Graph-Based Approaches to Reasoning in Separation Logic

DATE:Thursday, August 29, 2013
TIME:12:00
VENUE:Seminarraum Menger (Favoritenstrasse 9-11, Stiege 3, 3. Stock)

ABSTRACT

Separation Logic is an extension of Hoare logic that is particularly suitable for reasoning about imperative programs which manipulate heap data structures. It was introduced by Reynolds, O'Hearn, Yang and Ishtiaq about ten years ago and has since been successfully employed in tools that can discover bugs in low-level systems code in an automated fashion.
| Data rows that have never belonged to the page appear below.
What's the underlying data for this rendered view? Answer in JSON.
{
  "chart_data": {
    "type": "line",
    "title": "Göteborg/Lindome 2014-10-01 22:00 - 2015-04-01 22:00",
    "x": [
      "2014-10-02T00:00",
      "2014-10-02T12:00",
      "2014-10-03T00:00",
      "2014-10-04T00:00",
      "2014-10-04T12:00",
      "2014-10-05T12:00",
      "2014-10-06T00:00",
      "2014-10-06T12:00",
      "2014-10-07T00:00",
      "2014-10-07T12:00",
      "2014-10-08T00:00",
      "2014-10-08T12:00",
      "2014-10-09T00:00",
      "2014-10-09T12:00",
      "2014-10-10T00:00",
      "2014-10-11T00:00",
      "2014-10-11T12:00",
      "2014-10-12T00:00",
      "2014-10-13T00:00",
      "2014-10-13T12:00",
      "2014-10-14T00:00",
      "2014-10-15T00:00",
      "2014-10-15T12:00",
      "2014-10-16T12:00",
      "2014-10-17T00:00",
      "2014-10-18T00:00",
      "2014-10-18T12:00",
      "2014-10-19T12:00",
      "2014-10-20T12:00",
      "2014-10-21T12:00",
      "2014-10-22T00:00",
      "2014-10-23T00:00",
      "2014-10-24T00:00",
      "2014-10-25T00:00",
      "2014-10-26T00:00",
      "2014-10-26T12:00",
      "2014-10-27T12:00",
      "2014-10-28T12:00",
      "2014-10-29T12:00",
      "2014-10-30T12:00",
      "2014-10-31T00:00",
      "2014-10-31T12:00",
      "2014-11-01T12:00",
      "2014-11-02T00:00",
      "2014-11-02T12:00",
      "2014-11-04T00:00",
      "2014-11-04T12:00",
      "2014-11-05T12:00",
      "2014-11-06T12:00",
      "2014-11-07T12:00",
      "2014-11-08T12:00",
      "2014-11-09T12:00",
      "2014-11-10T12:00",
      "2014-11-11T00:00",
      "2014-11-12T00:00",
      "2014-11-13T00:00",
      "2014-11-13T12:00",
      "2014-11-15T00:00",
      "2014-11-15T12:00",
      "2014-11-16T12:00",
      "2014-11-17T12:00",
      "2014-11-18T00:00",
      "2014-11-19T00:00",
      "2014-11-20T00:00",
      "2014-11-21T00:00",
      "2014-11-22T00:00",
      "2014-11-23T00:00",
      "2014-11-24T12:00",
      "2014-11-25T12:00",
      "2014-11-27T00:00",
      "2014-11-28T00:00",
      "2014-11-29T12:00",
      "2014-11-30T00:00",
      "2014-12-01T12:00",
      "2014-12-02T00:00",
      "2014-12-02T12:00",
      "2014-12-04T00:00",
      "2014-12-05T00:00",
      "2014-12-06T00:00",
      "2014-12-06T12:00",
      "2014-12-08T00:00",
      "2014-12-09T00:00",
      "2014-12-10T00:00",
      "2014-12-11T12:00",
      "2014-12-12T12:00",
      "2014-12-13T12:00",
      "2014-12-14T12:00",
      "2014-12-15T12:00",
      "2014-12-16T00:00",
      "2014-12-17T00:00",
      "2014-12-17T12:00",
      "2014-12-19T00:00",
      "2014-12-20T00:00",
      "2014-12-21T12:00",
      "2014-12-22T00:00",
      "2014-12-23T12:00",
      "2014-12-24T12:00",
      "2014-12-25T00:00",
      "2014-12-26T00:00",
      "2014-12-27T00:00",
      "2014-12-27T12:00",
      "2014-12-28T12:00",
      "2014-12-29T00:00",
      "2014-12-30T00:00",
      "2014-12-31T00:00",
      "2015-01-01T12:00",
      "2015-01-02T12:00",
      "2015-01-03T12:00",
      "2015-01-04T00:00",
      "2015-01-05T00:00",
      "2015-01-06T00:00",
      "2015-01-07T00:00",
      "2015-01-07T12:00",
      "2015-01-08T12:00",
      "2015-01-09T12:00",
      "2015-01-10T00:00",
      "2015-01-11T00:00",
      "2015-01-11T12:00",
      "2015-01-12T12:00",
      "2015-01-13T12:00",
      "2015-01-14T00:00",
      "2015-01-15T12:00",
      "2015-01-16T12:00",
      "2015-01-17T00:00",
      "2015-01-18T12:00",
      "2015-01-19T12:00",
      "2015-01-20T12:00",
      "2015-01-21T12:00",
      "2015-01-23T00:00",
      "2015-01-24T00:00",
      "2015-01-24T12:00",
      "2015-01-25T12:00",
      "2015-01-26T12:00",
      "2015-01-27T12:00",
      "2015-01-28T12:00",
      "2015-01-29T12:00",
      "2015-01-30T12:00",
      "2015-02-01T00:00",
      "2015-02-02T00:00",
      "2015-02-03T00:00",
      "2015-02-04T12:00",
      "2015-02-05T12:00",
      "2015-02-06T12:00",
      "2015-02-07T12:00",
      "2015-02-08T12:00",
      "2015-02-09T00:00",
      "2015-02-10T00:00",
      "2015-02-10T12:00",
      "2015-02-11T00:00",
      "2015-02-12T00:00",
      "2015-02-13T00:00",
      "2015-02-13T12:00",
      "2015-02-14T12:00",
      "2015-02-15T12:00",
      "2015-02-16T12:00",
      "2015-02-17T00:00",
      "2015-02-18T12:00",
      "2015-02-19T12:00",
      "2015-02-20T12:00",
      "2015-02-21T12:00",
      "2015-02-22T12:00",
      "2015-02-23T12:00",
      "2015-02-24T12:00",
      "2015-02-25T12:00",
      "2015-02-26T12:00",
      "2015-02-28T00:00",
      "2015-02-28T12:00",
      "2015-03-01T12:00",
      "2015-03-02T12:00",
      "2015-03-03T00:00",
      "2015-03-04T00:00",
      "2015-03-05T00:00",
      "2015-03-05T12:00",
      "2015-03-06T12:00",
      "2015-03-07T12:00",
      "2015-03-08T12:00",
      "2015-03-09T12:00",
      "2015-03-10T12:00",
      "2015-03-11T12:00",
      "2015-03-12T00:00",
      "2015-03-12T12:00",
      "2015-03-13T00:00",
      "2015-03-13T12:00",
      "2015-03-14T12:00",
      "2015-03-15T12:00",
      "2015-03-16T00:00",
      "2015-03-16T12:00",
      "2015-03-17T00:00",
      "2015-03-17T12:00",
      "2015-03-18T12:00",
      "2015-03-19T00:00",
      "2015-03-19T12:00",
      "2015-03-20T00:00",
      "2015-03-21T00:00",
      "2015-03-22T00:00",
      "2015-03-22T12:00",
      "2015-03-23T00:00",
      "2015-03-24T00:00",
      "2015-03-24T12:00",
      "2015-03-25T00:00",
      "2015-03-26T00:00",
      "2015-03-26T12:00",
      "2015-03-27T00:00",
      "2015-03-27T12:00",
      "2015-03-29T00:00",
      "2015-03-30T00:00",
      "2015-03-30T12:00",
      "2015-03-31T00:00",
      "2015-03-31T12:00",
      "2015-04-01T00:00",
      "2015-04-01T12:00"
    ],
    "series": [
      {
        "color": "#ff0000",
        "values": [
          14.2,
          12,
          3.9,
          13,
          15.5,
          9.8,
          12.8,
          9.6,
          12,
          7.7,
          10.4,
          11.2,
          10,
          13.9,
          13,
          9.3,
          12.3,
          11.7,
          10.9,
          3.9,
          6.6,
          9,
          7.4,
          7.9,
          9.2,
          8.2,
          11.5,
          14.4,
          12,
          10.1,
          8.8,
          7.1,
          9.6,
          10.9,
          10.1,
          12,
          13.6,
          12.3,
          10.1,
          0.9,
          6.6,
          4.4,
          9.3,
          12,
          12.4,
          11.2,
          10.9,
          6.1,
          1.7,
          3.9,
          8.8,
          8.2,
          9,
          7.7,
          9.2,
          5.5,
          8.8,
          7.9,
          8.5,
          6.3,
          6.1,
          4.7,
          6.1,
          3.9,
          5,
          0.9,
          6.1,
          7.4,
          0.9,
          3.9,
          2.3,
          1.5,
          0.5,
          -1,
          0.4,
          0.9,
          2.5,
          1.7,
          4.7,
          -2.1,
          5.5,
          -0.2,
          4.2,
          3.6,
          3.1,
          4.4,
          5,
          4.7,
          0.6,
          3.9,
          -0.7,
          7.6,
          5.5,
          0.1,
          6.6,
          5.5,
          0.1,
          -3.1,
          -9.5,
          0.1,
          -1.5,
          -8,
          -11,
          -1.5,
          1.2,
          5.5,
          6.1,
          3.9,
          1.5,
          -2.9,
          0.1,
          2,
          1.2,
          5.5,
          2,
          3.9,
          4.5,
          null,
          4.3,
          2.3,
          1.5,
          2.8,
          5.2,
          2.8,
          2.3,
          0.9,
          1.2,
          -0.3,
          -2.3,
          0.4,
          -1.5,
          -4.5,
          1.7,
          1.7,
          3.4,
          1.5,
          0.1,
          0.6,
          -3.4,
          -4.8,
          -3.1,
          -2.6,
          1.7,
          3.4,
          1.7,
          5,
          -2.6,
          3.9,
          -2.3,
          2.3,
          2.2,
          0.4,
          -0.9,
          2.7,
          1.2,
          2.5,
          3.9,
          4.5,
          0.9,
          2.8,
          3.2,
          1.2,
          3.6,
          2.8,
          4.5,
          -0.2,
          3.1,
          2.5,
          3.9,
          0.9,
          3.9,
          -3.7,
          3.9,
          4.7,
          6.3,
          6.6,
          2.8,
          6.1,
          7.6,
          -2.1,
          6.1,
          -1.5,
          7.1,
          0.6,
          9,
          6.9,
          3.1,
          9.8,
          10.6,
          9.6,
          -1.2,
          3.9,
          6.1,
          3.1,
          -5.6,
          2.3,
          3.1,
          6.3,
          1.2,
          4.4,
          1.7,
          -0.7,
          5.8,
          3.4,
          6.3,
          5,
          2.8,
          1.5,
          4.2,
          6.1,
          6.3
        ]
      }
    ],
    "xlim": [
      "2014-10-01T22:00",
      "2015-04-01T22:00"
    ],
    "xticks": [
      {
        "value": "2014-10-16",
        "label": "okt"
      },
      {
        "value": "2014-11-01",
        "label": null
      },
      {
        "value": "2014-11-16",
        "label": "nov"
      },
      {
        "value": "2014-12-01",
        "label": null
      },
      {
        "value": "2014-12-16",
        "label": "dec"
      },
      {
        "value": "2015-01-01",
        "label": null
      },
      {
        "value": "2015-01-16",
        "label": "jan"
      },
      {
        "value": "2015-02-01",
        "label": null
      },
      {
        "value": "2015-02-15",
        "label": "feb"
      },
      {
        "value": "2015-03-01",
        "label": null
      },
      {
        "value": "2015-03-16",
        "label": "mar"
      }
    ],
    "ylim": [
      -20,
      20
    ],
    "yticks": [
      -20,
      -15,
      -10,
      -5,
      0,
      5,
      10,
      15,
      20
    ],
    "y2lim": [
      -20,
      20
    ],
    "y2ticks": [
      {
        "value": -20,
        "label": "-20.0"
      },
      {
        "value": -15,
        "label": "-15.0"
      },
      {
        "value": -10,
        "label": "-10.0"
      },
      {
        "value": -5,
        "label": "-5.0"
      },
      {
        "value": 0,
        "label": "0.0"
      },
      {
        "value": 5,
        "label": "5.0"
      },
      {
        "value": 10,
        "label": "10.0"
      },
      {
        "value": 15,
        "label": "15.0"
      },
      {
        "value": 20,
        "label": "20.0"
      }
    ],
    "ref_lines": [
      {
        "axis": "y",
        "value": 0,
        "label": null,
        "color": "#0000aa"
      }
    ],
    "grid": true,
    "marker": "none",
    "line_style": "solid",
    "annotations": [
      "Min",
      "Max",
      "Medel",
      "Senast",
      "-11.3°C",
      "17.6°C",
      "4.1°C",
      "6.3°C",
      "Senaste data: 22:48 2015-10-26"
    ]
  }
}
In the first half of my talk, I will give an accessible short introduction to key concepts found in Separation Logic and the decision problems typically encountered. In the second half, I will talk about some more recent work on graph-based algorithms for entailment checking in a decidable fragment of Separation Logic with pointers and linked lists. This problem was known to be decidale in coNP, however an approach in which Separation Logic formulas are represented as directed graphs can give a polynomial-time decision procedure. I will present the concrete entailment algorithm as well as key underlying ideas and observations that led to this algorithm. Finally, I will conclude with an experimental evaluation of the algorithm which shows that it outperforms state-of-the-art reasoners by orders of magnitudes.

The topics presented in the second half of the talk are based on joint work with Byron Cook (UCL/MSR Cambridge), Samin Ishtiaq (MSR Cambridge), Joel Ouaknine (Oxford), Matthew Parkinson (MSR Cambridge) and James Worrell (Oxford).